Apparently, some men view the work of elders much like a business. They make decisions regarding the spending of money; they make decisions regarding which subjects will be studied in which classes and who will serve as the teacher; they lead the congregation in securing a preacher (and dismissing him). All of these works are within the legitimate sphere of labor given to an elder. They oversee the treasury (a legitimate part of their work), but neglect the sheep.
Far too many elders are leaving any work which demands personal involvement with the sheep for others to do. Some elders rarely, if ever, practice hospitality, although this is a specific qualification given to elders (1 Tim. 3:2) and required of Christians generally (Heb. 13:2; 1 Pet. 4:9). They very seldom visit the members who are beginning to miss services, who have a spiritual problem, or otherwise need spiritual help. They act like the responsibility lies solely on the member who is going astray to contact them if they have a spiritual need. Inasmuch as they are not actively involved in working among the flock, they make very poor leaders of any program aimed at restoring the erring and seeking the lost. Some elders never meet with the congregation to inform the congregation of work which is planned and to receive input from the congregation about perceived needs. Soon they lose contact with the flock altogether. When they make a decision on some matter of judgment which does not reflect the desires of the flock, they wonder why the members of the church are upset and do not trust their leadership abilities!
Someone has said, “The preacher does the work of the elders; the elders do the work of the deacons; and the deacons do nothing.” I suppose that is an exaggeration.
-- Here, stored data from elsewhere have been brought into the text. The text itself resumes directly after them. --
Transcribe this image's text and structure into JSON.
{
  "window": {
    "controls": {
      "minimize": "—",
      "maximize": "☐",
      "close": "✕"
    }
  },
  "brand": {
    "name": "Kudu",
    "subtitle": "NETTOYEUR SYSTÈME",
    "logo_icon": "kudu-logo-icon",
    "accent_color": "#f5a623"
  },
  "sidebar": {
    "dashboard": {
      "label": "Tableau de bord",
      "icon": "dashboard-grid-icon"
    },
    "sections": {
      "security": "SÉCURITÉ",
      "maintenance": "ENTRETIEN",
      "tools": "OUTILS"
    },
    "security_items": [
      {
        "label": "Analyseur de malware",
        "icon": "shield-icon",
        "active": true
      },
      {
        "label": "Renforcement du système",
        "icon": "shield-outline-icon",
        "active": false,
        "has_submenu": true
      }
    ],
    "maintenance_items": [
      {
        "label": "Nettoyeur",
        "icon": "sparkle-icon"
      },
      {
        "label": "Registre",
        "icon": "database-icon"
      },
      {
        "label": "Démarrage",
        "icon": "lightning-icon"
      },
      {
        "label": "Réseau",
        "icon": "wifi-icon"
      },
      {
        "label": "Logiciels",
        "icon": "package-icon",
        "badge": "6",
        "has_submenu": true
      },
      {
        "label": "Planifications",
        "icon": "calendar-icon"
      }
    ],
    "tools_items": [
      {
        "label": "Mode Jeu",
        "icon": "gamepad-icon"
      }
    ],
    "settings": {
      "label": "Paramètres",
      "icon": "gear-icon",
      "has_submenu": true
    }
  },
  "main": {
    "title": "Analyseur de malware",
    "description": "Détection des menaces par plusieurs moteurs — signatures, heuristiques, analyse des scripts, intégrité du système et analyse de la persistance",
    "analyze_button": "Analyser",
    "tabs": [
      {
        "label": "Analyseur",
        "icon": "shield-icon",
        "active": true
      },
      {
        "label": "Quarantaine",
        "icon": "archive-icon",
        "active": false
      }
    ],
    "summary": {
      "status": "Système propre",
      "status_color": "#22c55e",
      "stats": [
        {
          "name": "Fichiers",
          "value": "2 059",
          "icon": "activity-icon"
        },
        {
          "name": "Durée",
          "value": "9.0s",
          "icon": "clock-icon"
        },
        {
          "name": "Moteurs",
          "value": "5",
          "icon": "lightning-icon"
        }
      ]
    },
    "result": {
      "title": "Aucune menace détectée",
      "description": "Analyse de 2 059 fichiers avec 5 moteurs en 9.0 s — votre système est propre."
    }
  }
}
However, sometimes there is not a little truth in the observation. The preacher generally is actively working to save the lost, to restore the erring, and the keep others faithful. Some who are elders are busy at work mowing yards, painting classrooms, cleaning the baptistry, and other works which need to be done around the building. These jobs could be given to deacons or other members who lack the spiritual qualifications to do the work which elders should be doing. The result is that some elders, even many conscientious ones, are not doing the work which God assigned for them to do.
Some elderships seem more concerned about the upkeep of the physical facilities than they do in the saving of the lost souls. They are constantly looking for things which need to be done to the building but generally are negligent of the needs of the sheep and the expanding of the borders of the kingdom of God. More time is spent in the business meetings discussing the maintenance of the church building than in how to reach the lost.
God has placed a heavy responsibility on the shoulders of elders. Those with whom I have been associated have been honorable men whose faith I have sought to emulate. I do not write as one who has been disgruntled working with elders whom I could not respect. Rather, I write to call the attention of all God-fearing elders to the great work to take up the task before us with zeal, working among the flock of God to meet the spiritual needs of God’s people.